E o mérito que ela vai ganhando não é só porque nos põe direto em contato com a inaudita e inimaginável dimensão do que cabe aos tetraplégicos, daquilo que lhes antecipou a tragédia ou que lhes sobreveio a tal infortúnio – e isso não é possível medir em éfas. É que, por meio da magia de tal miscigenação literária, do envolvimento íntimo com o leitor, a escrita de Lelita Benoit expõe uma evidência de difícil deglutição. Que nada ou ninguém neste nosso território – muito menos alguma instituição (seja a Medicina, a Educação, os Seguros Sociais, a Justiça, o Trabalho – e, sobretudo, a consciência discriminadora das pessoas) está minimamente preparado para oferecer cidadania a alguém tocado por tal desdita. Encarcerados nos próprios corpos, eles (e nós com eles) se tornam (de novo) vítimas do simulacro pós-moderno de um disfarçado Holocausto.
Mephisto, Jonas, Alice do País das Maravilhas, o Tarô, a Torá, os Fundos, as Peregrinações, os Médicos, os Advogados, os Professores, os Videntes, as Matrioskas, os Descaminhos, Kafka, Freud, Borges, Amós Oz – todos se misturam como ingredientes para uma tal “torta de legumes”, capaz de nos fazer regurgitar de indignação. Porque (com muita delicadeza, sabedoria e poesia), mostram a amarração em feixe (a imobilidade!) a que estamos submetidos.
A narradora palpita ou se abstém (sem critério fixo: a vida é um sistema espúrio!); permeia e se deixa atravessar pelas outras vozes, nessa missão que é o Livro – de maneira a reconstruir a sua própria cabeça, seu próprio eixo. Em hebraico bíblico, Deus é o Nome, aquele que erige o Universo com letras e números: o Alfabeto. Pois as Linhas a serem lidas precisam do concurso de muitas letras outras, de muitos de nós – de todos! E, de preferência, da nossa excelsa liberdade para interpretá-las.
Posfácio de Renata Udler Cromberg
(Psicanalista membro do Departamento de Psicanálise do Instituto Sedes Sapientiae)

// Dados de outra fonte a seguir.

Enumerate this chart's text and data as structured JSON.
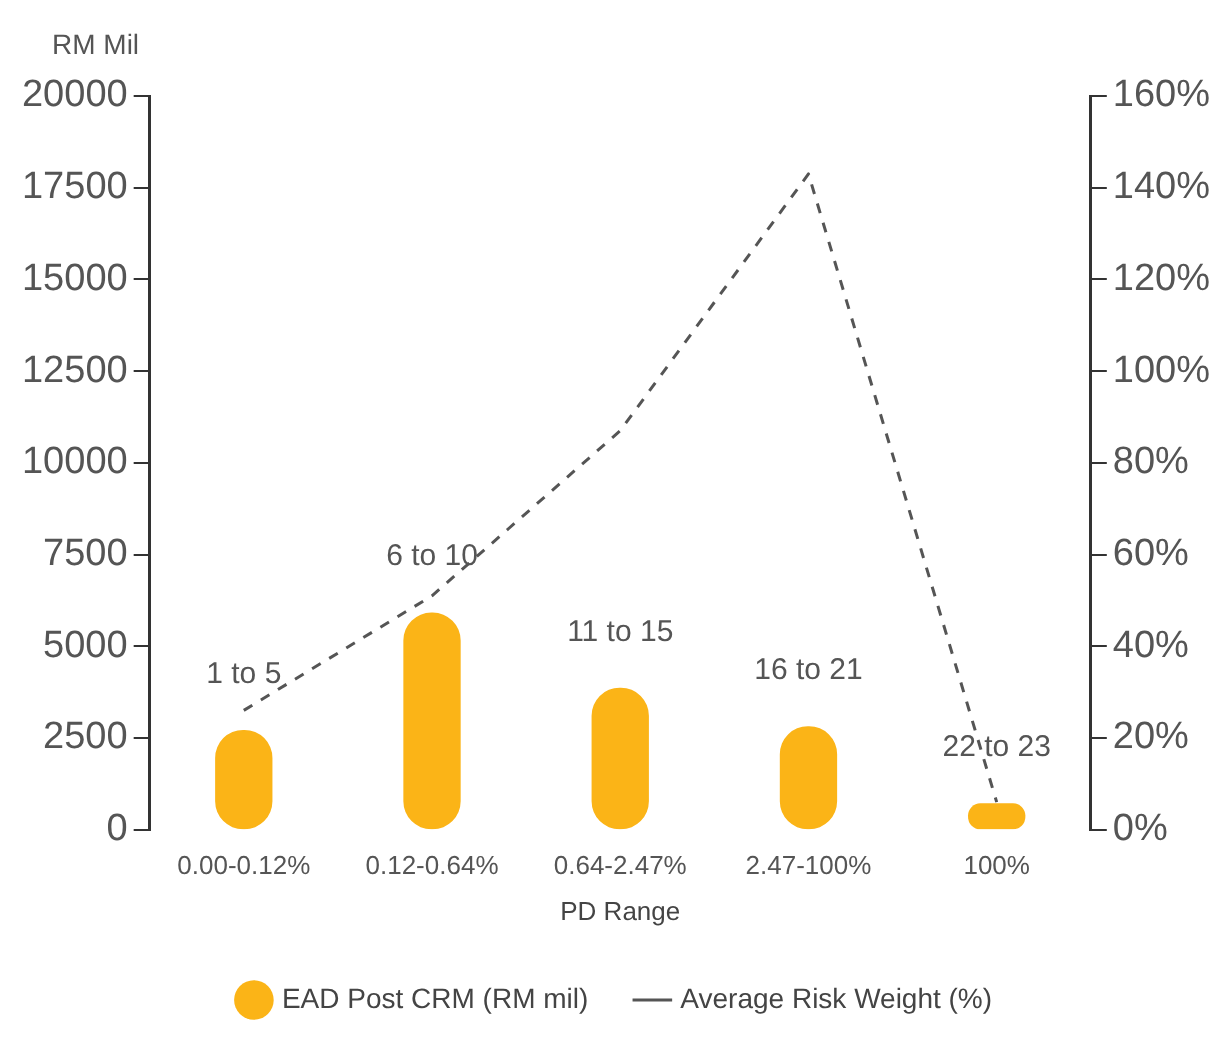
{
  "chart_data": {
    "type": "bar",
    "ylabel": "RM Mil",
    "xlabel": "PD Range",
    "categories": [
      "0.00-0.12%",
      "0.12-0.64%",
      "0.64-2.47%",
      "2.47-100%",
      "100%"
    ],
    "series": [
      {
        "name": "EAD Post CRM (RM mil)",
        "color": "#fbb417",
        "values": [
          2700,
          5900,
          3850,
          2800,
          700
        ]
      },
      {
        "name": "Average Risk Weight (%)",
        "type": "line",
        "axis": "y2",
        "color": "#555555",
        "line_style": "dashed",
        "marker": "none",
        "values": [
          26,
          51,
          87,
          143,
          6
        ]
      }
    ],
    "ylim": [
      0,
      20000
    ],
    "yticks": [
      0,
      2500,
      5000,
      7500,
      10000,
      12500,
      15000,
      17500,
      20000
    ],
    "y2lim": [
      0,
      160
    ],
    "y2ticks": [
      {
        "value": 0,
        "label": "0%"
      },
      {
        "value": 20,
        "label": "20%"
      },
      {
        "value": 40,
        "label": "40%"
      },
      {
        "value": 60,
        "label": "60%"
      },
      {
        "value": 80,
        "label": "80%"
      },
      {
        "value": 100,
        "label": "100%"
      },
      {
        "value": 120,
        "label": "120%"
      },
      {
        "value": 140,
        "label": "140%"
      },
      {
        "value": 160,
        "label": "160%"
      }
    ],
    "annotations": [
      "1 to 5",
      "6 to 10",
      "11 to 15",
      "16 to 21",
      "22 to 23"
    ],
    "grid": false,
    "legend": "bottom"
  }
}
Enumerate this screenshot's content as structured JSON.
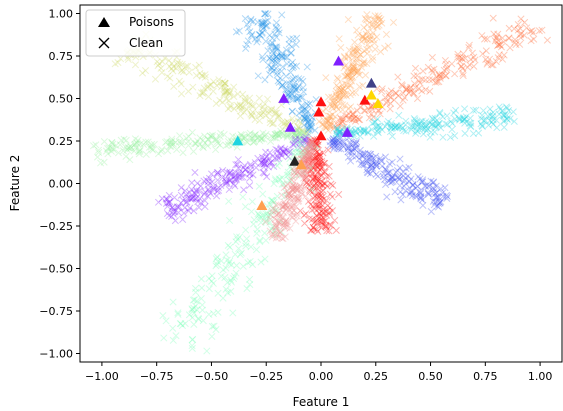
{
  "chart_data": {
    "type": "scatter",
    "title": "",
    "xlabel": "Feature 1",
    "ylabel": "Feature 2",
    "xlim": [
      -1.1,
      1.1
    ],
    "ylim": [
      -1.05,
      1.05
    ],
    "xticks": [
      -1.0,
      -0.75,
      -0.5,
      -0.25,
      0.0,
      0.25,
      0.5,
      0.75,
      1.0
    ],
    "xtick_labels": [
      "−1.00",
      "−0.75",
      "−0.50",
      "−0.25",
      "0.00",
      "0.25",
      "0.50",
      "0.75",
      "1.00"
    ],
    "yticks": [
      -1.0,
      -0.75,
      -0.5,
      -0.25,
      0.0,
      0.25,
      0.5,
      0.75,
      1.0
    ],
    "ytick_labels": [
      "−1.00",
      "−0.75",
      "−0.50",
      "−0.25",
      "0.00",
      "0.25",
      "0.50",
      "0.75",
      "1.00"
    ],
    "grid": false,
    "legend": {
      "placement": "top-left",
      "entries": [
        {
          "label": "Poisons",
          "marker": "triangle"
        },
        {
          "label": "Clean",
          "marker": "x"
        }
      ]
    },
    "clean_clusters": [
      {
        "color": "#ff6633",
        "start": [
          0.05,
          0.33
        ],
        "end": [
          0.95,
          0.9
        ],
        "width": 0.05
      },
      {
        "color": "#1e90e6",
        "start": [
          -0.04,
          0.3
        ],
        "end": [
          -0.27,
          0.96
        ],
        "width": 0.05
      },
      {
        "color": "#ffa050",
        "start": [
          0.02,
          0.31
        ],
        "end": [
          0.25,
          0.97
        ],
        "width": 0.04
      },
      {
        "color": "#cfd96a",
        "start": [
          -0.06,
          0.3
        ],
        "end": [
          -0.85,
          0.78
        ],
        "width": 0.05
      },
      {
        "color": "#20d4e0",
        "start": [
          0.06,
          0.3
        ],
        "end": [
          0.85,
          0.38
        ],
        "width": 0.035
      },
      {
        "color": "#98f0a0",
        "start": [
          -0.06,
          0.29
        ],
        "end": [
          -1.0,
          0.2
        ],
        "width": 0.03
      },
      {
        "color": "#8020ff",
        "start": [
          -0.06,
          0.26
        ],
        "end": [
          -0.68,
          -0.15
        ],
        "width": 0.045
      },
      {
        "color": "#4050f0",
        "start": [
          0.05,
          0.26
        ],
        "end": [
          0.53,
          -0.1
        ],
        "width": 0.045
      },
      {
        "color": "#ff1010",
        "start": [
          -0.03,
          0.26
        ],
        "end": [
          0.0,
          -0.26
        ],
        "width": 0.035
      },
      {
        "color": "#7cffb8",
        "start": [
          -0.06,
          0.25
        ],
        "end": [
          -0.62,
          -0.9
        ],
        "width": 0.07
      },
      {
        "color": "#f09090",
        "start": [
          -0.04,
          0.25
        ],
        "end": [
          -0.2,
          -0.3
        ],
        "width": 0.03
      }
    ],
    "poisons": [
      {
        "x": 0.08,
        "y": 0.72,
        "color": "#8020ff"
      },
      {
        "x": 0.23,
        "y": 0.59,
        "color": "#404088"
      },
      {
        "x": -0.17,
        "y": 0.5,
        "color": "#8020ff"
      },
      {
        "x": 0.0,
        "y": 0.48,
        "color": "#ff1010"
      },
      {
        "x": 0.2,
        "y": 0.49,
        "color": "#ff1010"
      },
      {
        "x": 0.23,
        "y": 0.52,
        "color": "#ffd700"
      },
      {
        "x": 0.26,
        "y": 0.47,
        "color": "#ffd700"
      },
      {
        "x": -0.01,
        "y": 0.42,
        "color": "#ff1010"
      },
      {
        "x": -0.14,
        "y": 0.33,
        "color": "#8020ff"
      },
      {
        "x": 0.12,
        "y": 0.3,
        "color": "#8020ff"
      },
      {
        "x": 0.0,
        "y": 0.28,
        "color": "#ff1010"
      },
      {
        "x": -0.38,
        "y": 0.25,
        "color": "#20d4e0"
      },
      {
        "x": -0.12,
        "y": 0.13,
        "color": "#222222"
      },
      {
        "x": -0.09,
        "y": 0.11,
        "color": "#ffa050"
      },
      {
        "x": -0.27,
        "y": -0.13,
        "color": "#ffa050"
      }
    ]
  }
}
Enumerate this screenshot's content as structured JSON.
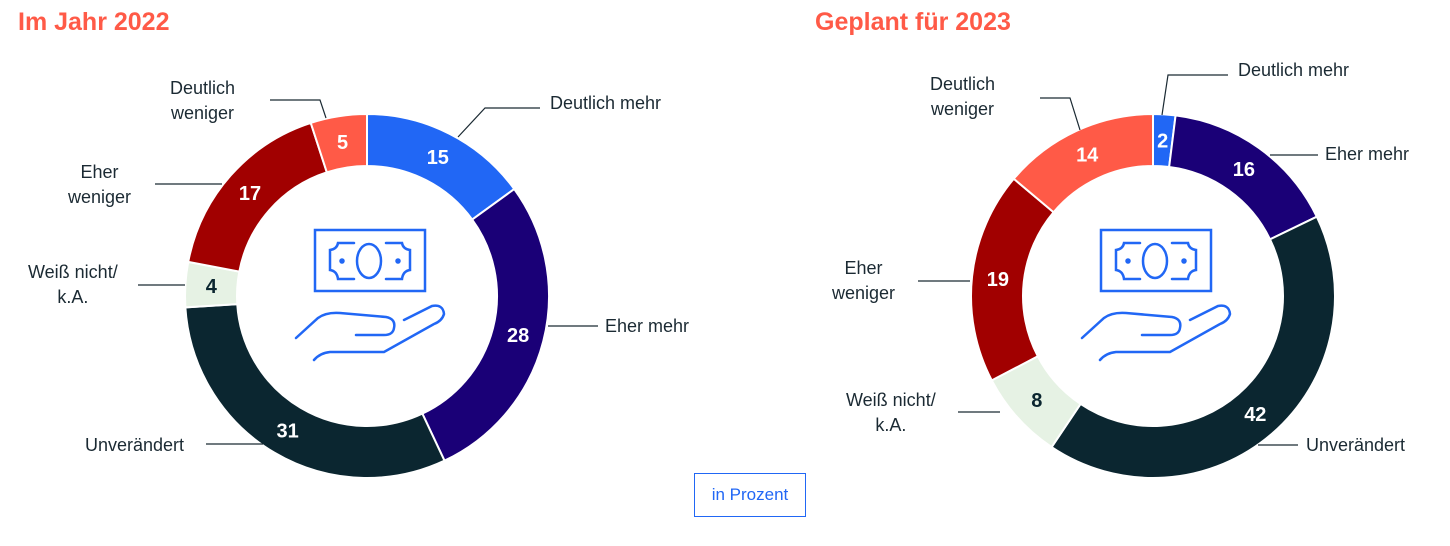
{
  "chart_data": [
    {
      "type": "pie",
      "title": "Im Jahr 2022",
      "unit_label": "in Prozent",
      "categories": [
        "Deutlich mehr",
        "Eher mehr",
        "Unverändert",
        "Weiß nicht/ k.A.",
        "Eher weniger",
        "Deutlich weniger"
      ],
      "values": [
        15,
        28,
        31,
        4,
        17,
        5
      ]
    },
    {
      "type": "pie",
      "title": "Geplant für 2023",
      "categories": [
        "Deutlich mehr",
        "Eher mehr",
        "Unverändert",
        "Weiß nicht/ k.A.",
        "Eher weniger",
        "Deutlich weniger"
      ],
      "values": [
        2,
        16,
        42,
        8,
        19,
        14
      ]
    }
  ],
  "labels": {
    "deutlich_mehr": "Deutlich mehr",
    "eher_mehr": "Eher mehr",
    "unveraendert": "Unverändert",
    "weiss_1": "Weiß nicht/",
    "weiss_2": "k.A.",
    "eher_1": "Eher",
    "weniger": "weniger",
    "deutlich_1": "Deutlich"
  },
  "unit": "in Prozent",
  "colors": [
    "#2167f5",
    "#1a0077",
    "#0b2630",
    "#e6f2e4",
    "#a10000",
    "#ff5a47"
  ],
  "text_colors": [
    "#ffffff",
    "#ffffff",
    "#ffffff",
    "#0b2630",
    "#ffffff",
    "#ffffff"
  ]
}
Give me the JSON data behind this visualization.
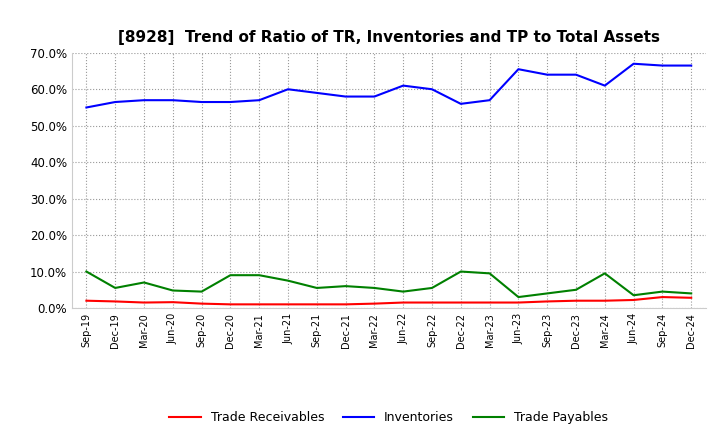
{
  "title": "[8928]  Trend of Ratio of TR, Inventories and TP to Total Assets",
  "x_labels": [
    "Sep-19",
    "Dec-19",
    "Mar-20",
    "Jun-20",
    "Sep-20",
    "Dec-20",
    "Mar-21",
    "Jun-21",
    "Sep-21",
    "Dec-21",
    "Mar-22",
    "Jun-22",
    "Sep-22",
    "Dec-22",
    "Mar-23",
    "Jun-23",
    "Sep-23",
    "Dec-23",
    "Mar-24",
    "Jun-24",
    "Sep-24",
    "Dec-24"
  ],
  "trade_receivables": [
    2.0,
    1.8,
    1.5,
    1.6,
    1.2,
    1.0,
    1.0,
    1.0,
    1.0,
    1.0,
    1.2,
    1.5,
    1.5,
    1.5,
    1.5,
    1.5,
    1.8,
    2.0,
    2.0,
    2.2,
    3.0,
    2.8
  ],
  "inventories": [
    55.0,
    56.5,
    57.0,
    57.0,
    56.5,
    56.5,
    57.0,
    60.0,
    59.0,
    58.0,
    58.0,
    61.0,
    60.0,
    56.0,
    57.0,
    65.5,
    64.0,
    64.0,
    61.0,
    67.0,
    66.5,
    66.5
  ],
  "trade_payables": [
    10.0,
    5.5,
    7.0,
    4.8,
    4.5,
    9.0,
    9.0,
    7.5,
    5.5,
    6.0,
    5.5,
    4.5,
    5.5,
    10.0,
    9.5,
    3.0,
    4.0,
    5.0,
    9.5,
    3.5,
    4.5,
    4.0
  ],
  "tr_color": "#ff0000",
  "inv_color": "#0000ff",
  "tp_color": "#008000",
  "ylim": [
    0.0,
    70.0
  ],
  "yticks": [
    0.0,
    10.0,
    20.0,
    30.0,
    40.0,
    50.0,
    60.0,
    70.0
  ],
  "background_color": "#ffffff",
  "grid_color": "#999999",
  "title_fontsize": 11,
  "legend_labels": [
    "Trade Receivables",
    "Inventories",
    "Trade Payables"
  ]
}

A escrita de Lelita Benoit é um gesto de libertação. Um corte em L em sua cabeça marca um renascimento no L de seu nome e torna-se um gancho de liberdade que costura enigmaticamente a história de Lelita e de Daniela com a habilidade amorosa do médico Alberto Bortman.
E através de uma tessitura entre as vidas, a cultura, as instituições, surge a violência aleatória que produz desfalecimentos de novas vidas que renascem de perdas, onde os lutos, as raivas e as indignações movem as pessoas para criar ganhos onde só haviam danos.
Tetraplégica, Daniela torna-se mulher, médica, amante e narradora. Gaguejante, Lelita recria a fala através da escrita criativa e erógena. Contadora de histórias desdobra outras tragédias de seu dano e refaz-se acolhedora, esponja sensível a absorver palavras para ecoá-las.
Acompanhada da palavra escrita em nome de Deus na Bíblia, que lhe serve de epígrafes norteadoras, e também do amor às palavras de Oz e de Peretz, estes lúcidos e críticos comentadores do judaísmo trágico e rico, Lelita, da alma faz palavras, tece e trança histórias e realidades de uma maneira tocante. Desenha um corpo vivo de Daniela que não se cala na paralisia biológica e que nos faz descobrir os múltiplos corpos, que se movem como corpo erógeno, corpo emocional, corpo espiritual, corpo de conhecimento
E por fim o enigma, a repetição, a tragédia judaica: o drama da família na fuga para o país Brasil e o medo da morte aleatória pela tirania soviética, e a tirania daquele que não vê o que fez ao outro, que não se responsabiliza pelo que fez, nos braços de uma justiça lenta, com acenos de impunidade.
Só o amor faz frente à crueldade, mas este é um amor paciente, que não pode sufocar pelo seu excesso, mas tem que estar lá na sua presença aguerrida de um pai, Alberto, que mesmo não sendo Deus precisa se fazer um, para fazer ponte de ação dos desejos de Daniela.
Lelita livre tornou seu corte em L um labirinto enigmático de exposição da dor e do amor e da superação criadora e criativa, escrita simbolizante em aberto para o devir.